指定ごみ袋を生産する福井県内の会社によると、中東情勢の悪化以降、小売店からの注文は平年の1.5倍に増加した。通常は1週間に2〜3ケースだった注文が、10〜20ケースに跳ね上がったこともあったという。

これまで問い合わせのなかった小売店からも連絡が来るようになった。
不安を感じた消費者がまとめ買いをすれば、店頭の棚は早く空になる。それを受けた店側がメーカーへの注文を増やしても、発注した分がすぐに店頭に並ぶわけではなく、このタイムラグが一時的な品薄につながっているとみられる。
同社は「在庫は確保できている。ただ、必要以上に買い込まれると店頭の品薄につながる。買い占めはしないでほしい」と訴える。

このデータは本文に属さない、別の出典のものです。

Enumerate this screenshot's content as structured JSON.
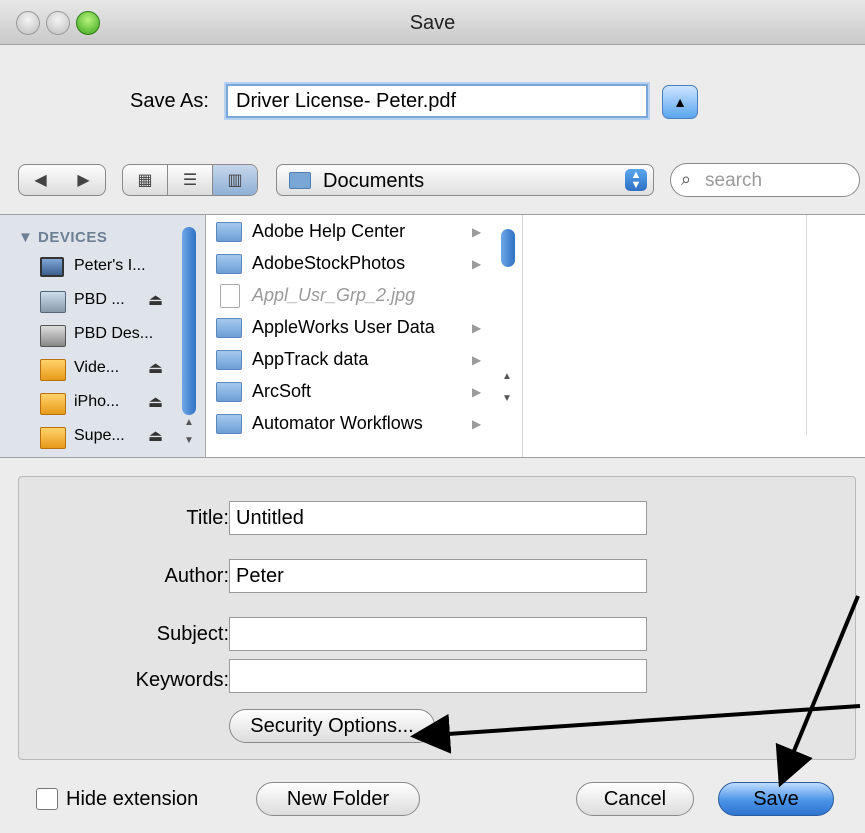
{
  "window": {
    "title": "Save"
  },
  "save_as": {
    "label": "Save As:",
    "value": "Driver License- Peter.pdf"
  },
  "location": {
    "selected": "Documents"
  },
  "search": {
    "placeholder": "search"
  },
  "sidebar": {
    "section": "DEVICES",
    "items": [
      {
        "label": "Peter's I...",
        "icon": "computer-icon",
        "eject": false
      },
      {
        "label": "PBD ...",
        "icon": "disk-icon",
        "eject": true
      },
      {
        "label": "PBD Des...",
        "icon": "hard-drive-icon",
        "eject": false
      },
      {
        "label": "Vide...",
        "icon": "volume-icon",
        "eject": true
      },
      {
        "label": "iPho...",
        "icon": "volume-icon",
        "eject": true
      },
      {
        "label": "Supe...",
        "icon": "volume-icon",
        "eject": true
      }
    ]
  },
  "files": [
    {
      "label": "Adobe Help Center",
      "type": "folder"
    },
    {
      "label": "AdobeStockPhotos",
      "type": "folder"
    },
    {
      "label": "Appl_Usr_Grp_2.jpg",
      "type": "file"
    },
    {
      "label": "AppleWorks User Data",
      "type": "folder"
    },
    {
      "label": "AppTrack data",
      "type": "folder"
    },
    {
      "label": "ArcSoft",
      "type": "folder"
    },
    {
      "label": "Automator Workflows",
      "type": "folder"
    }
  ],
  "metadata": {
    "title_label": "Title:",
    "title_value": "Untitled",
    "author_label": "Author:",
    "author_value": "Peter",
    "subject_label": "Subject:",
    "subject_value": "",
    "keywords_label": "Keywords:",
    "keywords_value": ""
  },
  "buttons": {
    "security": "Security Options...",
    "hide_extension": "Hide extension",
    "new_folder": "New Folder",
    "cancel": "Cancel",
    "save": "Save"
  }
}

県内17市町に取材すると、14の市町は「現在の供給に問題はない」と回答した。
一方、越前市・池田町・南越前町の3市町は、指定袋が手に入らない場合に指定袋以外でもごみ出しを認める臨時措置を取っている。ただし、指定ごみ袋については数カ月以上の在庫を持つ市町もあり、県内全域で直近に不足する状況ではないとされる。
ナフサ不足への不安はレジ袋にも影響を及ぼしている。
県内でスーパー5店舗を展開するAコープでは、6月1日から標準サイズのレジ袋を現在の1枚6円から9円へと引き上げる。仕入れ値の上昇が理由だ。
Aコープの担当者は「物価も高い中で、少しでもお客様には負担をかけたくないという思いもある。ただ、こういう現状なので、上げざるを得ない」と話す。

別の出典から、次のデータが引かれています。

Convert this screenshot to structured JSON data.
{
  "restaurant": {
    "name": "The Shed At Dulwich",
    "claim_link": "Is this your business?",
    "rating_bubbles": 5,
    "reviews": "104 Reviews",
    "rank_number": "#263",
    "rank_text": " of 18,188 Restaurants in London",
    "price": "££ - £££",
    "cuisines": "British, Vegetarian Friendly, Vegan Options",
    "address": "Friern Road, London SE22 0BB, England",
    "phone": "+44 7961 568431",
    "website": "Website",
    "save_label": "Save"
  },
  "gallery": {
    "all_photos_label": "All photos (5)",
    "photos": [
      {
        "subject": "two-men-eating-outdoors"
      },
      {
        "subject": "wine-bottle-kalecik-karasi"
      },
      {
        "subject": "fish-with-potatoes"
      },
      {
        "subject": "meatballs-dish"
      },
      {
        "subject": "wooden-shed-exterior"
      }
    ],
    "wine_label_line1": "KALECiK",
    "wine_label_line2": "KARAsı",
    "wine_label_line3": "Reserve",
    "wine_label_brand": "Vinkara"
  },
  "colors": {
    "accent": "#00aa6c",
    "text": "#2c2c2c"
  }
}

買い物客からも「6円が9円というのは率にしてちょっと大きいかもしれないが、10円以内で手に入るならしょうがないかな」といった声が。
レジ袋の値上げは、県内の他のスーパーでも6月以降に実施を検討しているという。
ごみ袋は品薄、買い物では値上げ。ただ、SNSなどの情報に惑わされず必要な分をいつもどおり購入する冷静な行動が求められている。